Names pervade our digital infrastructures, in often unanticipatable ways. Each of the authors of this document has had to contend with the “digital ghost” of their previous identity to varying degrees, and so the practical difficulties of a comprehensive name change loom large in our experience. Thus we recommend this as an ideal to aspire to, with the understanding that (in the absence of a radical change to the infrastructures of digital record keeping and publishing) the most we can aspire to is a “good faith” attempt at comprehensiveness.
Principle #3: Invisibility
Name changes should not draw attention to the gender identity of an author, nor create a clear juxtaposition between the current name and the previous name.

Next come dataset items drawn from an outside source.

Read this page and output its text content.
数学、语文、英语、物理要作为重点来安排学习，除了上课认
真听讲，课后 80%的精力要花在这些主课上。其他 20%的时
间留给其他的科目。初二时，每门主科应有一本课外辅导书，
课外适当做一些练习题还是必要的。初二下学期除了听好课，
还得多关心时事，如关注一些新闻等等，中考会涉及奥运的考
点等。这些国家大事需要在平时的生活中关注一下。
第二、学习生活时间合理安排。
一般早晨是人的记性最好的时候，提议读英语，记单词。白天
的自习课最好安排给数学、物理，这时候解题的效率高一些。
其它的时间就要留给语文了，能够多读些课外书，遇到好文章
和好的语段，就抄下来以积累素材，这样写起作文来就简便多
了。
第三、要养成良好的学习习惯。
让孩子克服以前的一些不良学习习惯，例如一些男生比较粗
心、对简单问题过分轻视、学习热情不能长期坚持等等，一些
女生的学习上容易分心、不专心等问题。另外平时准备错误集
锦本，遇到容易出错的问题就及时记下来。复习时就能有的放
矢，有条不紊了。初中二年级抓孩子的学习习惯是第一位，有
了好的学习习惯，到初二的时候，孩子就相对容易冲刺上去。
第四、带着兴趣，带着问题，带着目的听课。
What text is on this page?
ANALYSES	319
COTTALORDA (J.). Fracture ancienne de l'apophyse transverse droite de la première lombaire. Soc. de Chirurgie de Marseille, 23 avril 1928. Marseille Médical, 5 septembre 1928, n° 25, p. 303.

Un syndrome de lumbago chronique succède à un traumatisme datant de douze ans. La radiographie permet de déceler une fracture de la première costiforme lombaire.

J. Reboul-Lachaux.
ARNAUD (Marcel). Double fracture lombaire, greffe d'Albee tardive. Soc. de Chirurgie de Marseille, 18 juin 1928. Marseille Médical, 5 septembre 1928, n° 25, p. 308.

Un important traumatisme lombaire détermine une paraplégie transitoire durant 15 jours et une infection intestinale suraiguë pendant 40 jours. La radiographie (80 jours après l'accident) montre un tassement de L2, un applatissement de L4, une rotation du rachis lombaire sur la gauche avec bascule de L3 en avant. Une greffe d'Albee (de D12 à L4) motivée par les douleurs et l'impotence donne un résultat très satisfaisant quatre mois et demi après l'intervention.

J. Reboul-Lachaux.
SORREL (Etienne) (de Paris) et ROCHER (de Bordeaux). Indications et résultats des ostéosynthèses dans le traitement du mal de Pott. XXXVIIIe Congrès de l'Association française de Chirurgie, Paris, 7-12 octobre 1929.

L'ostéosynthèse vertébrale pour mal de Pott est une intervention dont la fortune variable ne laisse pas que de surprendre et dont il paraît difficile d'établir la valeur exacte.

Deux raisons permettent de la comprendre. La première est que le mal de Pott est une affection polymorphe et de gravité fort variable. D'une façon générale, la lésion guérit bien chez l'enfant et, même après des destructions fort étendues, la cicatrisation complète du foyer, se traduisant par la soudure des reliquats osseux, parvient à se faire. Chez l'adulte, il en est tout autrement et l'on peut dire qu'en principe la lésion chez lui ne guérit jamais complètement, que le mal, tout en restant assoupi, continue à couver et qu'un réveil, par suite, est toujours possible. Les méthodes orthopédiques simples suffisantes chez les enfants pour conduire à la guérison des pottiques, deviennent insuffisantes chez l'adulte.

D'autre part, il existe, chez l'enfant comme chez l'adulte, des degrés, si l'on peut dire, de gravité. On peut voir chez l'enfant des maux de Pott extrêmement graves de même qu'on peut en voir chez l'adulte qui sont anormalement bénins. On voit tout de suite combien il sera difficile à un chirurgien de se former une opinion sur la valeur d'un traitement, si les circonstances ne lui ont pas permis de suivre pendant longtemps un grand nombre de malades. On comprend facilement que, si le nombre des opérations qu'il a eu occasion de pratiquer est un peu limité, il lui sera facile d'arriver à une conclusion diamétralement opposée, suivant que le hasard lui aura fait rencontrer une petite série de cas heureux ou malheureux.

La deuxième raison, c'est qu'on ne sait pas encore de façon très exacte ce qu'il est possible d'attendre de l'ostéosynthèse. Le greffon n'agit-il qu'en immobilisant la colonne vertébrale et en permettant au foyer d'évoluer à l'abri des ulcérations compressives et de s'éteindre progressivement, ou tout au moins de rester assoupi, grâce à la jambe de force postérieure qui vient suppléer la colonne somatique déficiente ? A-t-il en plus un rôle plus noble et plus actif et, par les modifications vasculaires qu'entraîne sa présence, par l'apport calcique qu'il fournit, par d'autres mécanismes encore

Transgender people face significant discrimination, bias, and precarity as a consequence of their gender identity. Published works associated with a trans person’s previous name represent a direct threat to the safety and wellbeing of trans people, potentially exposing them to harm, including online harassment, employment discrimination, in-person assault, and even state sanctioned incarceration and violence in some regions. In the best of circumstances, such disclosures rob the transgender person of their right to privacy and the right to decide the time and place to “come out” to strangers in their professional life. Any publisher who implements a process for trans authors to change their name should work to minimize the disclosure risk to the requesting scholar. This includes foregoing traditional announcements and notices typically associated with updates, corrections, retractions, and errata, both in metadata structures and on changed documents.
We recognize the tension between the need to protect the privacy of authors who have changed their name and the desire to prevent recurrence and dissemination of their previous (obsolete) name. Without an announcement or notice of correction, the chances of third parties updating the name in their records drops substantially. This is a place where new infrastructures are needed, as current publishing and dissemination systems are not designed to push discrete updates of names to third parties.
Principle #4: Expediency and simplicity
Name changes should be implemented in a timely manner, and with a minimum of bureaucratic overhead.
The longer an incorrect name persists within the published record, the larger the potential burden to the publisher to correct that name. Erroneous citations will continue to accrue as new people are discovering and indexing the work under the incorrect name. Publishers should act swiftly to correct names as soon as they are made aware of the need for change. Publishers should also provide a clear and simple centralized path to changing an author’s name in order to minimize the labor of “coming out” that the author must undertake in order to seek this correction.
In our experience, even publishers seeking to provide relief to authors who have requested a name change often fail on this point, due to a lack of staff resources, a lack of clear internal processes, and inflexible digital systems. We see a critical need to improve how we design software platforms, document standards, and editorial practices for digital publishing to include support for name changes as a standard feature.
Principle #5: Recurrence and maintenance
Publishers should regularly audit and correct new instances of changed names in order to prevent ongoing dissemination of incorrect information.
Due to the citation driven nature of academic publishing, a single, swift, silent, comprehensive effort to correct a trans author’s name is insufficient to prevent inadvertent disclosure and the associated risks and arms it carries. Once a name change has been implemented, publishers should be prepared for some degree of ongoing maintenance of their records to remove recurrences of the previous name.
This, more than any other principle we have laid out, has the potential to entail the publisher and/or the requesting author into an unsustainable amount of ongoing labor, at least with our current infrastructures and practices. We take this challenge, and those described above, as a starting place for rethinking how academic publishing can take the lead on implementing and adopting new systems identity infrastructures.